# Motobike hanging tank



## oldmtrcyc (Jun 27, 2019)

I just picked this up today and curious what it fits?  It's nice original paint except for the top, where it looks like someone painted over some pitting.  I have four motorbikes, all with the same decal, but of different shape tanks as I recall.


----------



## CURTIS L LINDGREN (Jun 27, 2019)

Depending on it's measurements.........................( 1934 ?)    Hawthorne Flyer   28" Wheels         Looks Very Close to me .


----------



## dfa242 (Jun 28, 2019)

I believe I had an early 30's Schwinn with that tank.


----------



## oldmtrcyc (Jun 28, 2019)

I have an original B-10E with the exact color and decal, but maybe a different shape.   I can't wait to get home and compare. Thanks for the input!


----------



## oldmtrcyc (Jun 28, 2019)

dfa242 said:


> I believe I had an early 30's Schwinn with that tank.]



That green tank is a bit different... If you will notice on the leading edge it's slopes the opposite way.    That's a nice bike!


----------



## dfa242 (Jun 28, 2019)

oldmtrcyc said:


> That green tank is a bit different... If you will notice on the leading edge it's slopes the opposite way.    That's a nice bike!



You're absolutely right - my bad.


----------



## bricycle (Jun 28, 2019)

That may fit the B-10 Schw, Meads, Star, 33-34 Shelby(Lindy), possibly others.
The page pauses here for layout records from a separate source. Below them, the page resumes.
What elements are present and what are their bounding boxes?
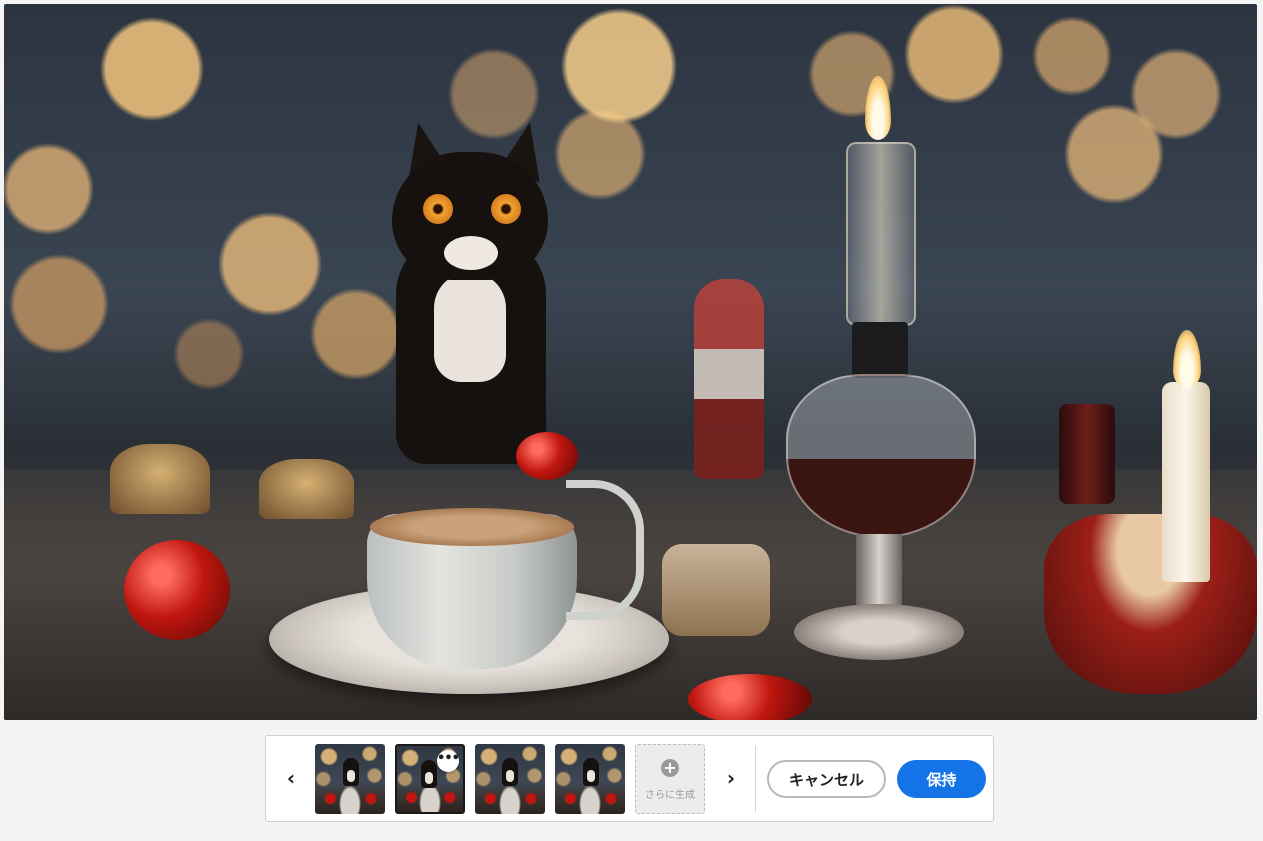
image-coffee-cup-handle — [566, 480, 644, 620]
image-cat-eye-left — [423, 194, 453, 224]
thumbnail-cat — [421, 760, 437, 788]
image-lamp-flame — [865, 76, 891, 140]
image-candle-holder — [1044, 514, 1257, 694]
cancel-button[interactable]: キャンセル — [767, 760, 886, 798]
generate-more-button[interactable]: + さらに生成 — [635, 744, 705, 814]
keep-button[interactable]: 保持 — [897, 760, 986, 798]
image-cat-eye-right — [491, 194, 521, 224]
variation-thumbnail-selected[interactable]: ••• — [395, 744, 465, 814]
thumbnail-cat — [583, 758, 599, 786]
variation-thumbnail[interactable] — [315, 744, 385, 814]
main-image-preview — [4, 4, 1257, 720]
image-figurine — [694, 279, 764, 479]
image-dark-bottle — [1059, 404, 1115, 504]
image-candle — [1162, 382, 1210, 582]
variations-toolbar: ‹ ••• + さらに生成 › キャンセル 保持 — [265, 735, 994, 822]
image-lamp-base — [794, 604, 964, 660]
image-lamp-collar — [852, 322, 908, 378]
image-jar — [662, 544, 770, 636]
thumbnail-cat — [502, 758, 518, 786]
image-cat-muzzle — [444, 236, 498, 270]
image-red-ornament-bottom — [688, 674, 812, 720]
more-options-icon[interactable]: ••• — [437, 750, 460, 772]
plus-circle-icon: + — [661, 759, 679, 777]
variation-thumbnail[interactable] — [555, 744, 625, 814]
image-lamp-glass — [846, 142, 916, 326]
image-lamp-bowl — [786, 374, 976, 538]
image-red-ornament-left — [124, 540, 230, 640]
variation-thumbnail[interactable] — [475, 744, 545, 814]
image-glass-left — [110, 444, 210, 514]
image-lamp-stem — [856, 534, 902, 614]
thumbnail-cat — [343, 758, 359, 786]
app-stage: ‹ ••• + さらに生成 › キャンセル 保持 — [0, 0, 1263, 841]
next-variation-button[interactable]: › — [719, 766, 743, 790]
generate-more-label: さらに生成 — [645, 790, 695, 801]
image-red-ornament-center — [516, 432, 578, 480]
image-cat-chest — [434, 272, 506, 382]
toolbar-divider — [755, 746, 756, 812]
previous-variation-button[interactable]: ‹ — [279, 766, 303, 790]
image-candle-flame — [1173, 330, 1201, 388]
image-glass-center — [259, 459, 354, 519]
image-coffee-cup-rim — [370, 508, 574, 546]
I call that the "door stop" style 'cause well, the front is sloped like a door stop.
Star below:
https://thecabe.com/forum/threads/sundays-show-and-tell-4-12-15.72042/#post-445269


----------



## Archie Sturmer (Jun 28, 2019)

The front end fits a bike with a 5" head tube, usually on a taller frame bike, (may have been more common earlier).
The rear end, (looks small in profile picture), looks to fit a double drop bar frame with the two bars tighter than some at the seat tube. 
Per the decal, it may fit *motobikes *better than motor bikes.


----------



## oldmtrcyc (Jun 29, 2019)

Exactly the same width/length/height and front angle on both my Schwinn B10's.


----------



## downhorse (Aug 15, 2019)

I have a late 30's Westfield. any ideas if this would fit?


----------



## barneyguey (Aug 15, 2019)

I need one for my Schwinn Motobike, if you decide to sell? Mine has the wrong tank. Thanks, Barry


----------



## oldmtrcyc (Aug 17, 2019)

Sorry, it has been sold


----------